Indeed, in the Nursing Research report described earlier, the authors cited numerous studies documenting that gloves can—and do—develop microscopic teas during use, and that anywhere from 12% to 72% (depending on the brand) are defective straight out of the box.

Even with proper handwashing techniques, the experts we asked still think that long and artificial nails pose a problem in a health care setting. “I think [long nails] give the organisms an advantage of persisting under the nails and because of that they felt it was important to prohibit [health care workers] from wearing them,” Says Dr. Wong. “You can wash your hands but under the nails is a special niche with fatty acids and other organic debris that allows organisms to proliferate and be more resistant to handwashing.”

Perhaps Manicure Instead

At this time, only a few of the studies conducted on the link between artificial nails and disease transmission have been published, with the February 2000 study of the NICU outbreak being the first to line bacteria on artificial nails to actual cases of illness. However, Dr. Wong notes that while the number of cases in that particular NICU did drop dramatically, they didn’t completely go away.
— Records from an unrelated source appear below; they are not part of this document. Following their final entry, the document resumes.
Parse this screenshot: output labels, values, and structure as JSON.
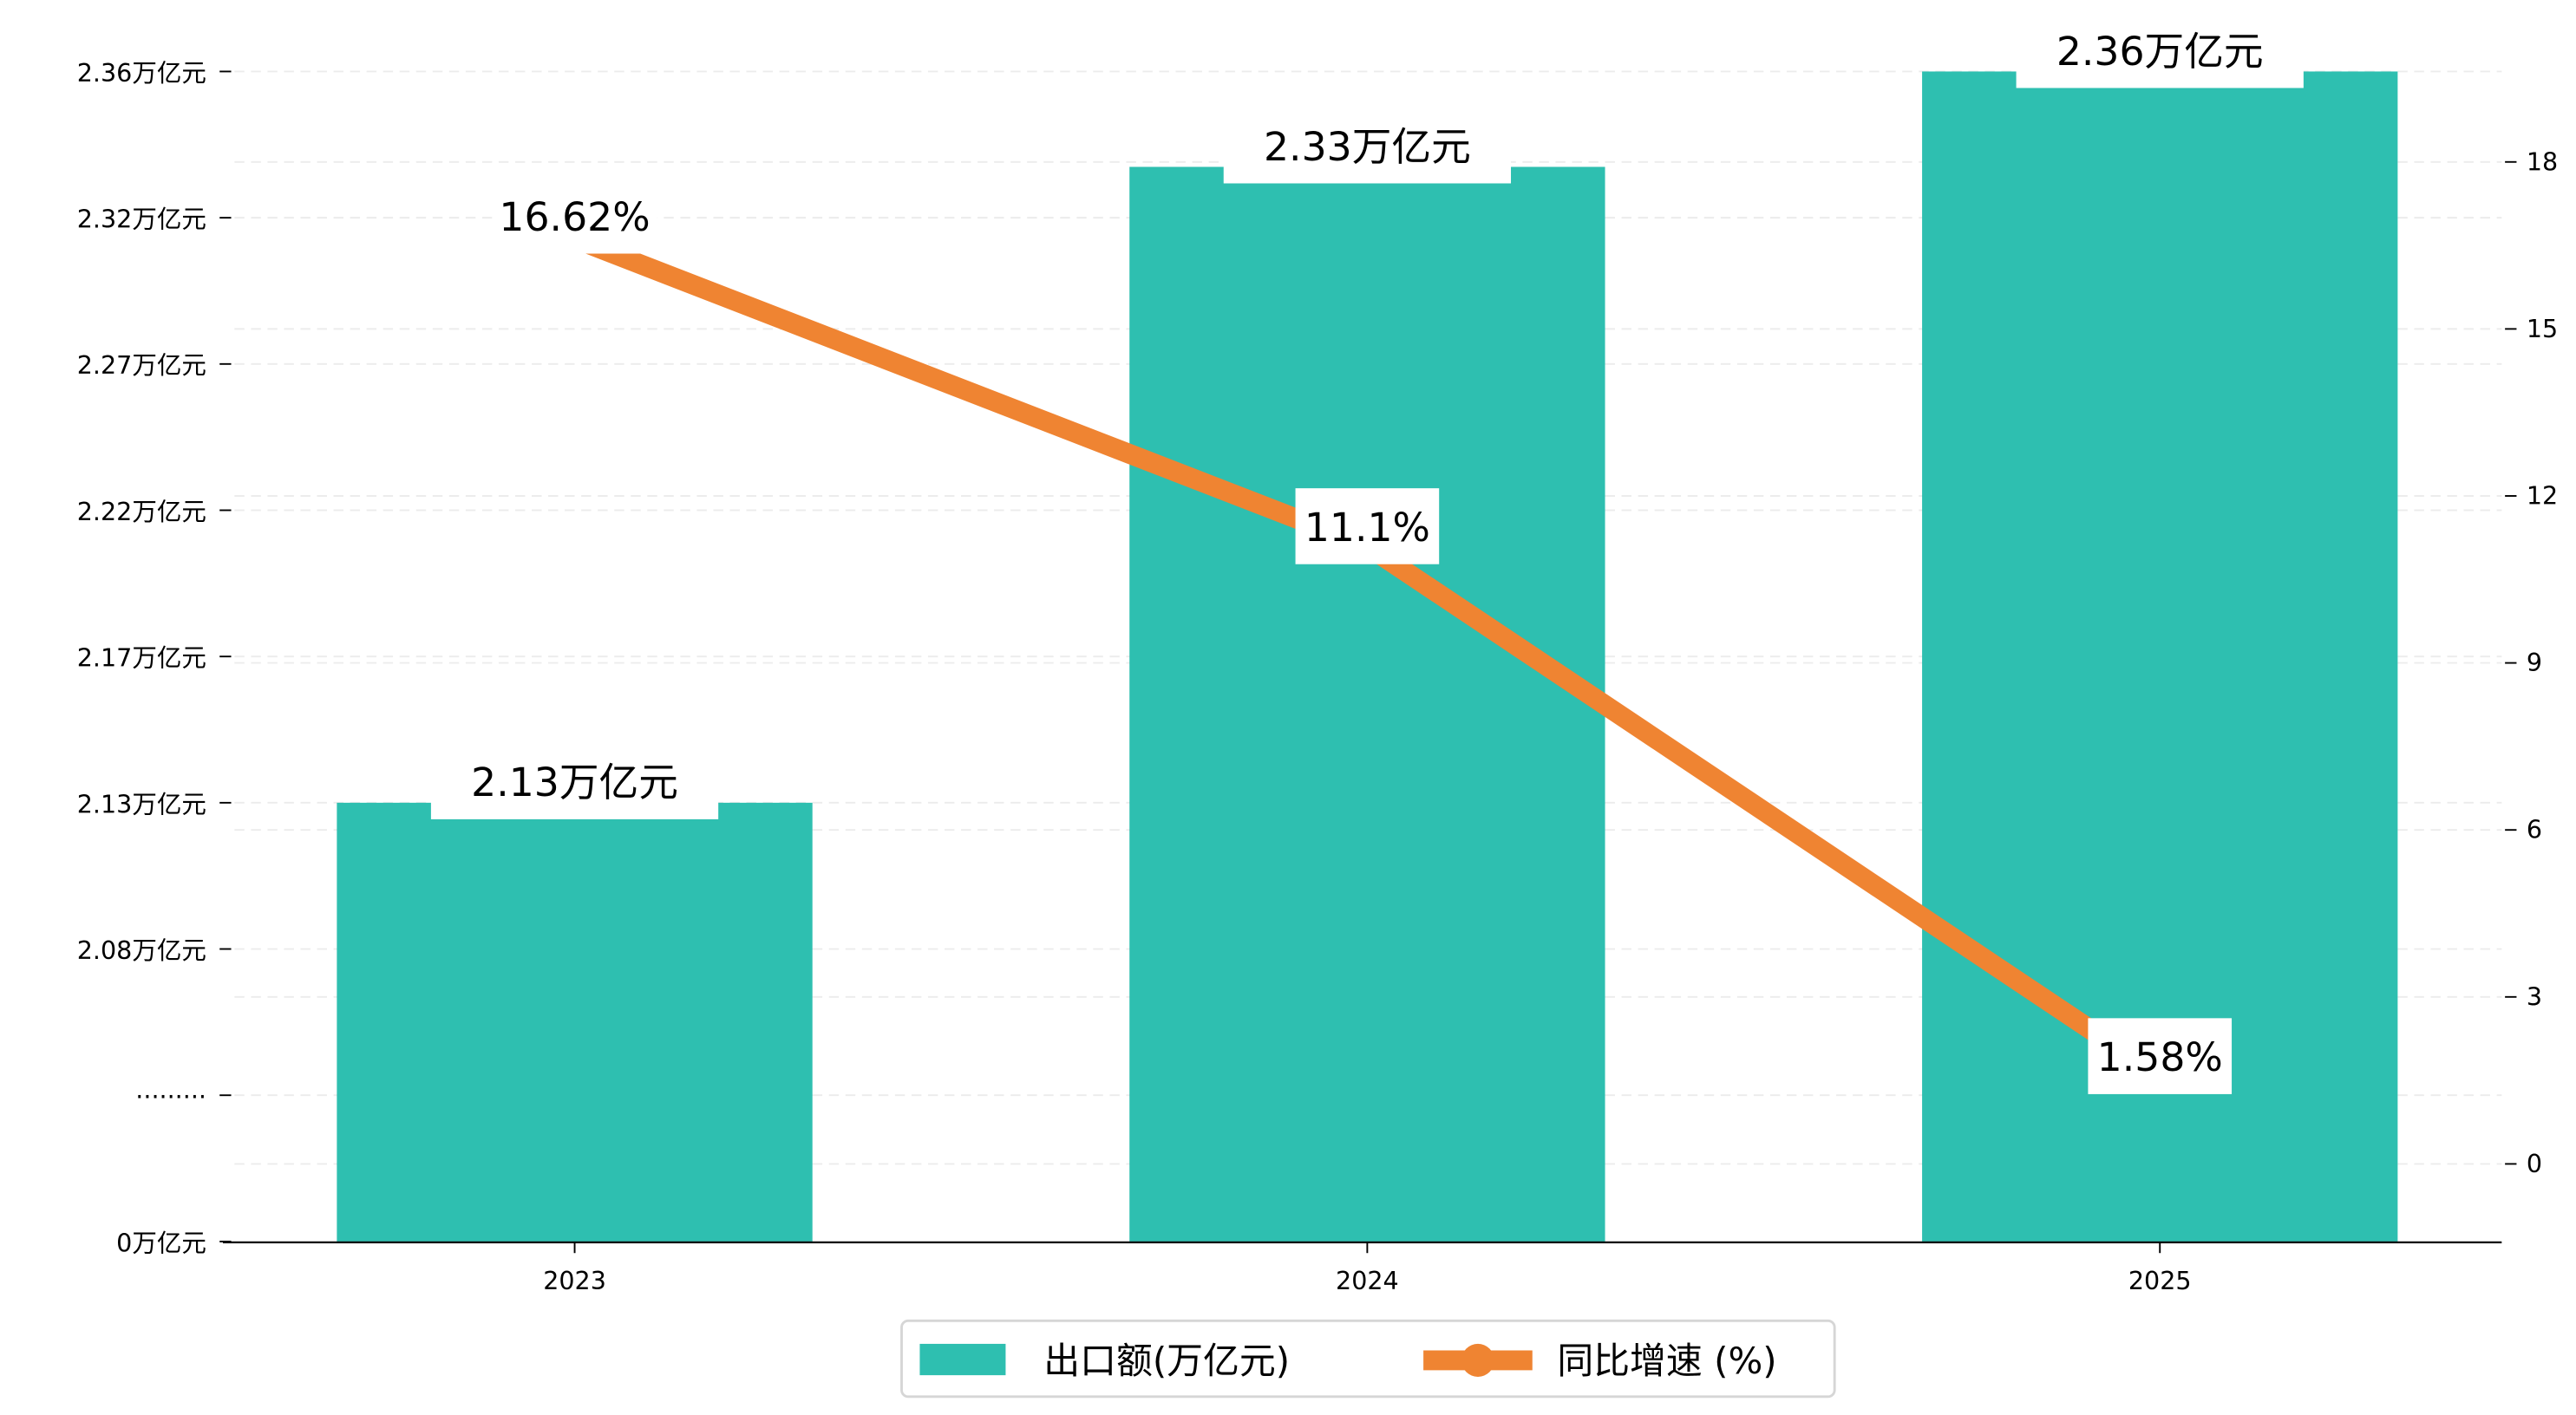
{
  "chart_data": {
    "type": "bar+line",
    "categories": [
      "2023",
      "2024",
      "2025"
    ],
    "series": [
      {
        "name": "出口额(万亿元)",
        "type": "bar",
        "axis": "left",
        "values": [
          2.13,
          2.33,
          2.36
        ],
        "labels": [
          "2.13万亿元",
          "2.33万亿元",
          "2.36万亿元"
        ],
        "color": "#2ebfb0"
      },
      {
        "name": "同比增速 (%)",
        "type": "line",
        "axis": "right",
        "values": [
          16.62,
          11.1,
          1.58
        ],
        "labels": [
          "16.62%",
          "11.1%",
          "1.58%"
        ],
        "color": "#ef8432"
      }
    ],
    "left_axis": {
      "tick_labels": [
        "0万亿元",
        "·········",
        "2.08万亿元",
        "2.13万亿元",
        "2.17万亿元",
        "2.22万亿元",
        "2.27万亿元",
        "2.32万亿元",
        "2.36万亿元"
      ],
      "broken": true
    },
    "right_axis": {
      "ticks": [
        0,
        3,
        6,
        9,
        12,
        15,
        18
      ],
      "ylim": [
        -1.4,
        19.8
      ]
    },
    "grid": true,
    "legend_position": "bottom-center"
  }
}
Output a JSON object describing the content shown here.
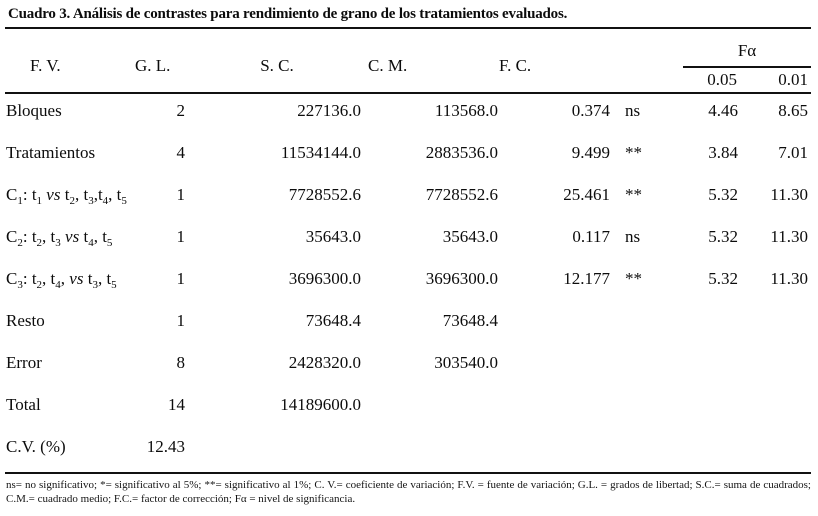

“This suggests that offer factors might be involved,” he stated in a separate editorial that also appeared in the February 2000 issue of Infection Control and Hospital Epidemiology. “The case against long fingernails could have been made stronger if serial hand cultures had been obtained and had demonstrated that colonization with Pseudomonas persisted longer in nurses with long vs. short or medium fingernails,” he stated later in the same article.

“My point is that I think the evidence is there and suggestive, but not irrefutable,” Dr. Wong told NAILS. Now that artificial nails have made the radar screen of investigators and researchers, however, more in-depth studies are sure to come. In the meantime, the CDC has yet to make any recommendations regarding artificial nails in the health care setting, but an increasing number of hospitals are independently adopting policies banning them as awareness grows. “I don’t think it’s necessary to ban artificial nails,” says Dr. McNeil. “I think it’s important to educate. Nurses’ first concern is for patients, and we’re hoping that if enough things come out to make them aware then they’ll make the choice on their own.”

Even as they recommended to hospitals that artificial nails be banned for anyone with patient contact, the doctors and nurses we interviewed emphasized that they don’t think artificial nails pose a risk outside of health care settings. As for nail technicians, Dr. McNeil made special note of research that demonstrates that a 10-second application of an alcohol-based, waterless hand sanitizer rids bacterial from the nails better than soap and water. While nail technicians must abide by the rules of their state boards of cosmetology, you can certainly incorporate waterless hand sanitizers as an added step, as well as recommend them to you clients-both those with artificial and natural nails.